NBCU tipped in standalone comedy subscription service effort

Brittany A. Roston - Mar 4, 2015, 5:48pm CST
NBCU tipped in standalone comedy subscription service effort

For the longest time, cord-cutting (getting rid of cable) meant jumping through a lot of hoops and possibly resorting to less than kosher methods for getting one’s entertainment fix. Networks have been slow to embrace technological changes, but now that consumers have moved in such a great mass toward the technology most convenient to them (mobile devices, primarily), some daring companies have decided to cater to them, and now the ball has begun rolling. Latest to contemplate launching a standalone subscription video service is NBCUniversal.

Perhaps the biggest milestone at this point is Dish Network’s launch of Sling TV (read our review), an Internet-based live television service that costs $20 per month and has been regularly adding new channels to its core subscription plan (as well as offering $5 add-on packages). This gives subscribers more freedom over how they watch their entertainment, and it has proven successful thus far.

Following Sling TV’s announcement, we saw some networks move to reveal plans for possibly launching their own standalone subscription services, with Viacom being one of the more surprising ones.

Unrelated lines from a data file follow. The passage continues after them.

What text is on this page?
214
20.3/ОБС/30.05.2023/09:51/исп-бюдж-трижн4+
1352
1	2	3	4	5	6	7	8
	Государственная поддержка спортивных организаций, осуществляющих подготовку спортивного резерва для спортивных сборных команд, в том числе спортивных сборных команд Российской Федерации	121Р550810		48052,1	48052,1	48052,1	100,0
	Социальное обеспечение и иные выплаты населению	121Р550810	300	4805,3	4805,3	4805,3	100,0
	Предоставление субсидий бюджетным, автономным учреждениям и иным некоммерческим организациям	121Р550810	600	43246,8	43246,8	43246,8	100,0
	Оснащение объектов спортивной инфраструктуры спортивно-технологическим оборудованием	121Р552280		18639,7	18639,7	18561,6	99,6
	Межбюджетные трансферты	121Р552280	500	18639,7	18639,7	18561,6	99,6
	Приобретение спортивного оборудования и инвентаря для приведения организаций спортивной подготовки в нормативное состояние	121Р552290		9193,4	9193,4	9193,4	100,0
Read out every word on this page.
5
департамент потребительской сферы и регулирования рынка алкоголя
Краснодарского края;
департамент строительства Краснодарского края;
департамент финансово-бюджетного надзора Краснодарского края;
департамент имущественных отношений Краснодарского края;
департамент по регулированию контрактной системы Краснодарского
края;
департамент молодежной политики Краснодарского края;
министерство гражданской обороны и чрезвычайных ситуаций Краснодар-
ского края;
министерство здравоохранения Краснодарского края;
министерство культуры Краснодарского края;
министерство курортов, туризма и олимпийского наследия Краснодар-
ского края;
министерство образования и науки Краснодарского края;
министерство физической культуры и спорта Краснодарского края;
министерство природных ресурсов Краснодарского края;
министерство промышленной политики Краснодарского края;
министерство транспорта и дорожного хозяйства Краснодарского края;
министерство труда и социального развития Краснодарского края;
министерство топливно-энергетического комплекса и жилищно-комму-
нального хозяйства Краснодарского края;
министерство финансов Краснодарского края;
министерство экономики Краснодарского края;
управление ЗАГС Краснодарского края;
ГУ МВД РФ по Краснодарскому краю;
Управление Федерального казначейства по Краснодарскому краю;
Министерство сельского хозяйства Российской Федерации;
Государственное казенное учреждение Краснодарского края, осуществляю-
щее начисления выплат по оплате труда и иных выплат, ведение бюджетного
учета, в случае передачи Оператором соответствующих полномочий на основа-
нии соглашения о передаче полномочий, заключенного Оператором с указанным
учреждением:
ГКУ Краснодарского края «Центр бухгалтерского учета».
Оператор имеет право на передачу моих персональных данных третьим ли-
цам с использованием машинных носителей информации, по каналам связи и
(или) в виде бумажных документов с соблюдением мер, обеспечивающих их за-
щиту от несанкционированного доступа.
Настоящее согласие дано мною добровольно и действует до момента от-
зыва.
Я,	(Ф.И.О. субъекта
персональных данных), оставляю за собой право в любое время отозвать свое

While that potential option would cater to children, NBCUniversal’s tipped plans would see adults getting their comedy fix via Internet streaming.

The information comes from The Wall Street Journal, which reports that “people familiar with the plans” have tipped the effort. The subscription video service would launch later on this year, according to the sources, and would be focused on comedy. If it does launch, we’ll probably be seeing NBC shows on it, likely among them being The Tonight Show and SNL. According to sources, there could also be original shows created for the service, as well. Different prices might be offered, and one of them could range from $2.50 to $3.50/month. NBCU has also reportedly looked into similar services for different genres (horror, as an example).